Pollfish’s mobile consumer survey network — the largest in the world — reaches more than 300 million smartphone users to obtain the data that leads to actionable insights.
Polling is big business. Brands and organizations spend billions on it — $2 billion and growing in the U.S. alone. Because mobile phones are the primary means of communication for nearly six out of 10 Americans, today 74 percent of respondents reply to surveys on their mobile phones, according to industry data.
Three things single Pollfish out from the crowd.
For starters, early on Pollfish embraced the changing tide and created a mobile-optimized survey platform that meets consumers where they spend their time, thus creating an audience ten times the size of competitors, and growing by the hour.

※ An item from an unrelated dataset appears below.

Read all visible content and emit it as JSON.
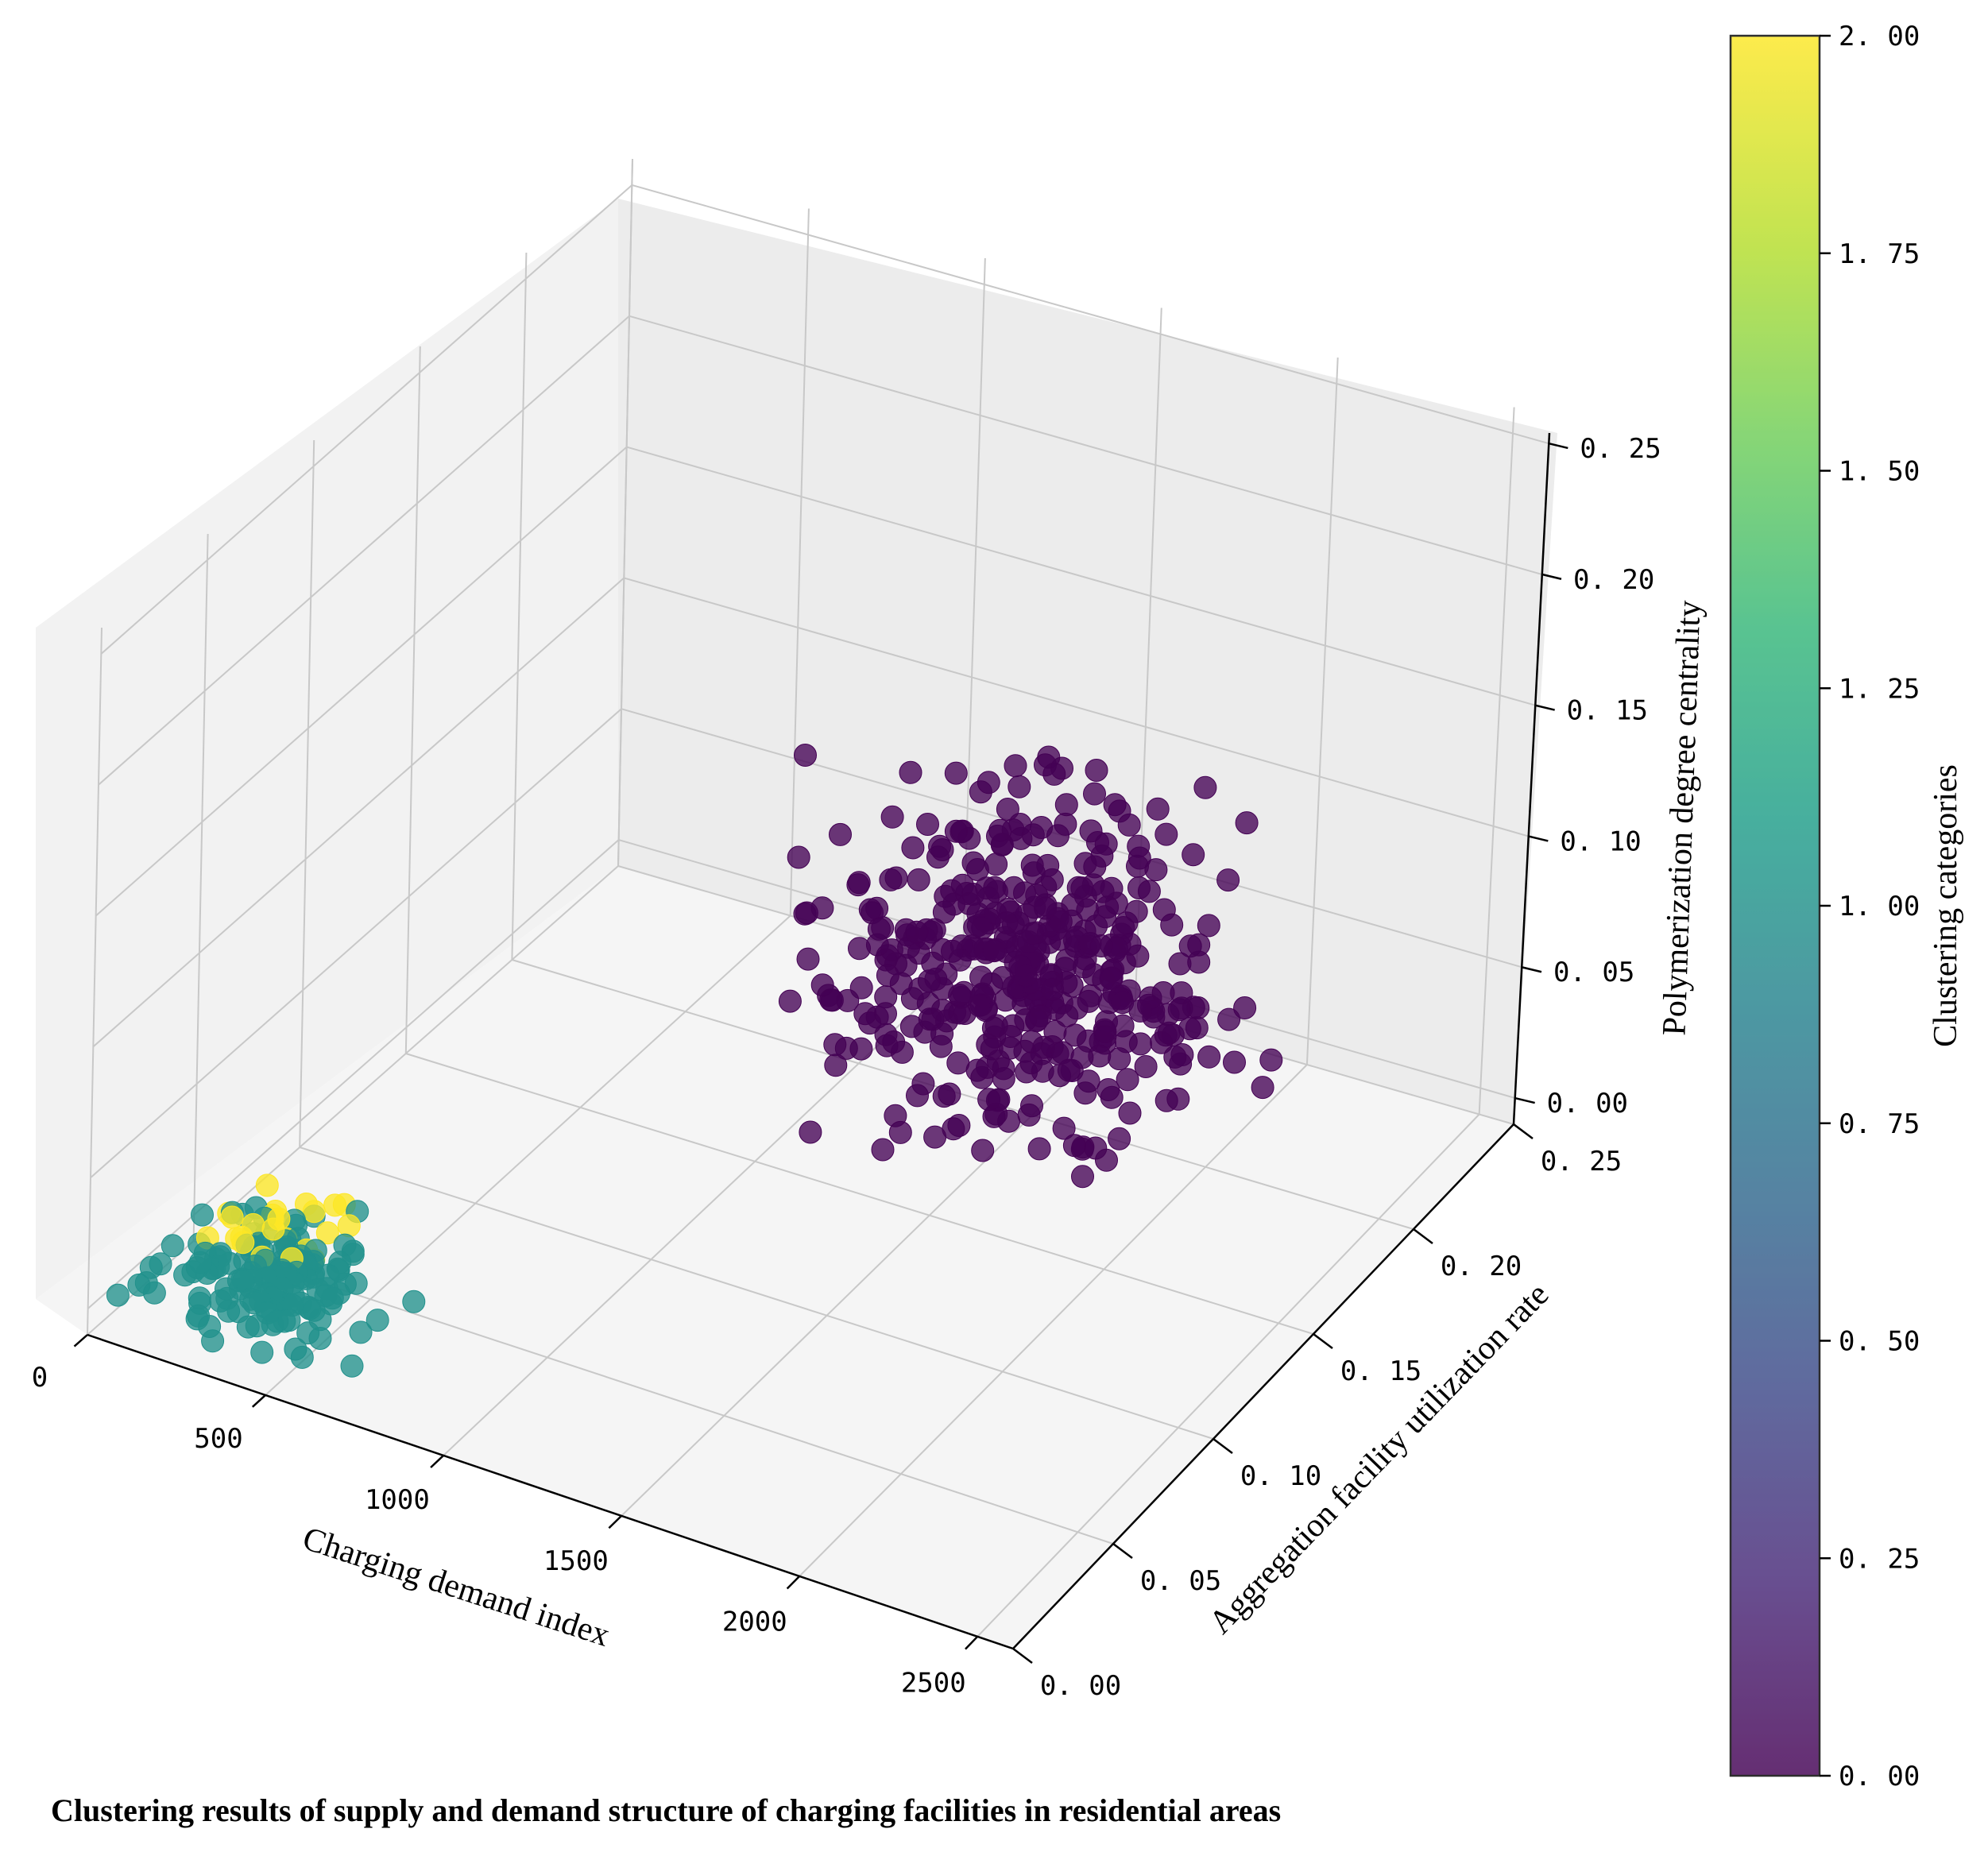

Secondly, Pollfish has made it a quicker process. Surveys conducted in the morning can be used to fine-tune marketing campaigns launched in the afternoon.

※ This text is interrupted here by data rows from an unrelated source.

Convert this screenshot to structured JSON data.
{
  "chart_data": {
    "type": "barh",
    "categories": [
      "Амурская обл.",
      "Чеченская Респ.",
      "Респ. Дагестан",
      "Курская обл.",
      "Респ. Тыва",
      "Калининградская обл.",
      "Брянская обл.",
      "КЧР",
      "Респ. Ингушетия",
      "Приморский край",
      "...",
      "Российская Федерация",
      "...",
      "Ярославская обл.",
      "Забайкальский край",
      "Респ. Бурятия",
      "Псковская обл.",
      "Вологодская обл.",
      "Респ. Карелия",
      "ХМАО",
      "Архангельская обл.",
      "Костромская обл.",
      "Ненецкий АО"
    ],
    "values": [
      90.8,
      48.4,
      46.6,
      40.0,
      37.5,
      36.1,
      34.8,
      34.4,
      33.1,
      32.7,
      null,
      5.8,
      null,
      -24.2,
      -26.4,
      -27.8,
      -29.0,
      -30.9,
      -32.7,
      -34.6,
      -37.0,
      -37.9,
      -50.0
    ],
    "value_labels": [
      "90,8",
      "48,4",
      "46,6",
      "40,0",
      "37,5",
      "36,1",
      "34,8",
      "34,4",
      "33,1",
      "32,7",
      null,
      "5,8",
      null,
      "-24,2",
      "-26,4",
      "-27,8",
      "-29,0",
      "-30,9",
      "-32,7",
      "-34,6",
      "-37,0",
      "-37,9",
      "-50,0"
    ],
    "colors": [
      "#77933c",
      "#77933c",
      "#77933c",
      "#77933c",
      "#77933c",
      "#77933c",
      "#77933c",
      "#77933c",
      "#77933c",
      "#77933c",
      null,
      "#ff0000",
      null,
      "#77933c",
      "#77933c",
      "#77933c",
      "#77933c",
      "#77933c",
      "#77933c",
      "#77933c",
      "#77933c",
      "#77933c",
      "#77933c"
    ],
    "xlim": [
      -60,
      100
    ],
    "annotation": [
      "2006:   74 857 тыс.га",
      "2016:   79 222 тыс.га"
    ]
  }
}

Or, as Pollfish CEO John Papadakis puts it, “Successful companies will adjust to customer needs by extrapolating insights from small-sample data and applying them rapidly to larger populations. Imagine running a five-question mobile survey on a new ad campaign in the morning and then using that data to launch the right combination of images, video, and copy to the larger lookalike audience by the afternoon. This type of instant personalization is imminent.”
Then there’s the hat trick.
The third thing Pollfish has done – and its newest offering to the market — is create “Personas” that dig deeper into the personalities and behavior of the people responding to its polls. This is one of the most advanced machine learning models on the planet — which uses behavioral data and active survey responses to determine and validate user profiles.
Pollfish tracks the proclivities of mobile respondents from “bookworms” (a user that is regularly using their mobile phone to read books, news, or magazines) to “sports fans” (a user that is regularly using their mobile phone to do sports or stay fit) to “productivity boosters” (a user that is regularly using their mobile phone to boost daily productivity) — among other “personas.”
Pollfish can determine the best ways to reach them moving forward. The Personas algorithm even accounts for overlaps, since few people are defined by a single interest or habit.
Pollfish has made it possible to survey millions of respondents in real time, 24/7/365. It’s the kind of market intelligence that provides entrepreneurs, professional agencies, brand managers, and market researchers the data they need to benefit from deeper insights and therefore outpace the competition.
“Engaging your audience members — on their terms — is a crucial step for every entrepreneur, marketer, agency, or business owner,” notes Papadakis. “Mobile surveys are the best way to discover your potential customers’ opinions and perceptions, their likes and dislikes, how to better serve their needs, and get as specific as state and city level targeting — equally critical in this election year and for local market research needs.”
Polls that are mobile, fast, and fine-tuned — it’s the wave of the future. And Pollfish has designed a superb surfboard.